[2x Match] Stand for Truth. Work for Justice. Learn More

The Point of Art

We need art not for its politics, but for its freedom.

Alphabet/Good Humor, 1975, Claes Oldenburg / Bridgeman Images

“ARTISTS EXPRESS things that people don’t have words for; that’s why it’s so important to have them in justice spaces.”

With that neat answer, the panelist sits back in her chair, satisfied, bedazzled nails glimmering in the stage lights. I roll my eyes, then immediately feel guilty. You know you’re in for a rough night when you find yourself side-eyeing a Tony Award-winning actress—at a Martin Luther King Jr. Day event, no less—but I can’t help myself. Her answer smacks of the vague, self-congratulatory art-speak I hear on a regular basis, in which people tell me their work is a “metaphor for capitalism,” without any kind of explanation.

To be clear, I often find art-isms amusing and think this particular actress is incredibly talented. And yet, the question of art and its subsequent teleology remains: Why do we have art? What good does it do?

Though the answers to these questions may seem hopelessly obvious to some, they seem hopelessly complex to me—because, since moving to New York City a few months ago, I have seen, well, everything.

The famed medieval “Unicorn Tapestries” are hidden in a museum at the top of a steep hill, so I dragged myself up said hill to see them.

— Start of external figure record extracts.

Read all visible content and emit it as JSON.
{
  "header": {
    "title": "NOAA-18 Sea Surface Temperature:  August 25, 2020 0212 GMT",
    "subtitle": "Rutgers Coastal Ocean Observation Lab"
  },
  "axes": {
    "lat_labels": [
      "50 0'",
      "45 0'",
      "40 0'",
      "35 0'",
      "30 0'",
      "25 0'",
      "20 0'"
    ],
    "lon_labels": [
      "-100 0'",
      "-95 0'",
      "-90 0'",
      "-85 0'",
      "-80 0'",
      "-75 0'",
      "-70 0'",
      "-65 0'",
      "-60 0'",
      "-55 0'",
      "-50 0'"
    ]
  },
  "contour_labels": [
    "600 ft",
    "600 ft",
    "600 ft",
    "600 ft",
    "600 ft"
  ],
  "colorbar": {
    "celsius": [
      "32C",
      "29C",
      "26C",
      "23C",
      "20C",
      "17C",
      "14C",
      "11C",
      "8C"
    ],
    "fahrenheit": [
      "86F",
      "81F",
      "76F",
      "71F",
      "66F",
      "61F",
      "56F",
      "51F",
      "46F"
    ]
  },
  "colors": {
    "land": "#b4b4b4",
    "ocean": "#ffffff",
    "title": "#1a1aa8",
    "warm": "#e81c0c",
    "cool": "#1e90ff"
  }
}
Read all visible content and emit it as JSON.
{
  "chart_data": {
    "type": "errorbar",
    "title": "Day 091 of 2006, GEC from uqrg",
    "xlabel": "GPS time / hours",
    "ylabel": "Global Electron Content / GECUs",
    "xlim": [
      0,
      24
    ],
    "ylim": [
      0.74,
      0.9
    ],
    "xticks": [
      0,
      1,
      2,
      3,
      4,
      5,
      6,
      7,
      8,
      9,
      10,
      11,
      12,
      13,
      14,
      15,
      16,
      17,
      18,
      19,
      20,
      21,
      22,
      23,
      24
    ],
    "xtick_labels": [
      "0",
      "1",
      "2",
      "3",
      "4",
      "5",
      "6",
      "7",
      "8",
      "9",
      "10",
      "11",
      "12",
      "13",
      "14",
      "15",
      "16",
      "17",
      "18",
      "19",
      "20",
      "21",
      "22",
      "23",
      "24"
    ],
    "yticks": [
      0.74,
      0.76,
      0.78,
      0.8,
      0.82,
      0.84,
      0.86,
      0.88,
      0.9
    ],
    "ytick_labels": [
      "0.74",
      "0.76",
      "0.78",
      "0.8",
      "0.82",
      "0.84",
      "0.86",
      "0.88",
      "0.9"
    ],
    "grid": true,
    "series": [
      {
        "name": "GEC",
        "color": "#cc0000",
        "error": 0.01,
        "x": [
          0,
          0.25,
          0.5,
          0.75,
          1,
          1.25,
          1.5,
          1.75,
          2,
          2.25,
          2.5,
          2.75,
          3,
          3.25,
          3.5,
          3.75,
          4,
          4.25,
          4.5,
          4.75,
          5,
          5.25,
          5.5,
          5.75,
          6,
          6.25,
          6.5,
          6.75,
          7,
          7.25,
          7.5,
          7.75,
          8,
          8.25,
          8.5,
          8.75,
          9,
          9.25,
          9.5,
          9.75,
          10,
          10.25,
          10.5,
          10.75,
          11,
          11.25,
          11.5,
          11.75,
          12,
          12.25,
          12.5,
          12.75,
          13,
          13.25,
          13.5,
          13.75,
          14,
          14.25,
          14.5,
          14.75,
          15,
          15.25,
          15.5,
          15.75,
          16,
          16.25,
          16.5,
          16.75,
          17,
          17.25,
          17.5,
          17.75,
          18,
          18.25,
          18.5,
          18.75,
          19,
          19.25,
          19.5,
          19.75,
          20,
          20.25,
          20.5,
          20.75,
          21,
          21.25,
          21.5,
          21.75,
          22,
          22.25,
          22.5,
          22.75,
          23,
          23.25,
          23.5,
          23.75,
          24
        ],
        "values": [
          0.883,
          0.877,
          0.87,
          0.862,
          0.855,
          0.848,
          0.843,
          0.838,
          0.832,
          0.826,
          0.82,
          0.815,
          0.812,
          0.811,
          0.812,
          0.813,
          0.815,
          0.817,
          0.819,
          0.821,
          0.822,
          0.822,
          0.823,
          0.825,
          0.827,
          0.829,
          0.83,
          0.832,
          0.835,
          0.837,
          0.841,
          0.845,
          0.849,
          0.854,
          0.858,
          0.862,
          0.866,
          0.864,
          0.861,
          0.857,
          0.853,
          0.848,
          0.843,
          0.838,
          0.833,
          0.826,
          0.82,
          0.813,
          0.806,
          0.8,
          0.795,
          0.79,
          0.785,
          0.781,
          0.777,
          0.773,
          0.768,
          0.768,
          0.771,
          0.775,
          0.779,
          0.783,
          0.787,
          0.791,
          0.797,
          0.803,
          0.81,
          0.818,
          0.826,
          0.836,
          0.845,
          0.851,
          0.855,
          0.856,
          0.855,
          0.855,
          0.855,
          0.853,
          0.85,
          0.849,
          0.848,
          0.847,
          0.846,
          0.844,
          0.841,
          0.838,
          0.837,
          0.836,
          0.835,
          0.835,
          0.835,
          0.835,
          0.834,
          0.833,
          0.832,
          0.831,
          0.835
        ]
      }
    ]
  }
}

I’ve poked my head into snooty galleries, attended plucky DIY exhibitions tucked into bland office buildings, and wandered into an event where dozens of bald CGI women stumbled across a screen while chopped electronica wailed in the background. I’ve seen murals made out of piñata paper, tree sculptures cut out of McDonald’s bags, John Singer Sargent paintings, Gustav Klimt paintings, neo-Renaissance paintings of candy-colored cherubs, and paintings of Donald Trump with the words “malignant narcissist” lurking next to his silhouette. I’ve seen a lifetime’s worth of Founding Father portraits.

Cultural overwhelm triggered an existential reckoning within me. I find myself asking what the point of all these works of art was, especially in a political time where so much of life feels urgent and frightening.

A common response might be that art can exist as a tool for justice amid societal turbulence. This, while true, seems to miss the point of art more broadly. Art can address inequality, but if that’s all it does, it loses the qualities that make it poignant: its infinite capacity to delight, surprise, inspire, and imagine worlds completely outside of our own.

The conclusion I’ve come to, with the help of Audre Lorde’s wonderful essay “Poetry Is Not a Luxury,” is that the end result, i.e. the art object, is not the only thing that matters. The impetus to create, to translate one’s experience to others, is in itself a political and spiritual act: I would say holy, even. That impulse, of loving consideration amid vast nothingness, mirrors the hovering of the Holy Spirit in Genesis before the formation of the world.

I don’t mean to suggest that all artists are prophets or priests; obviously, artists, like most people, are susceptible to the wiles of capitalism, racism, etc. But the creative spirit is not limited by the -isms of the world: Genuine curiosity cannot be commodified or colonized. An eternity exists in the space before the dance begins, before the poet puts pen to paper, before the song is sung, and in that eternity lies freedom and possibility.

This, perhaps, is why we need art. Not necessarily for its politics, but for its freedom to say what others dare not: that what exists is not all there is.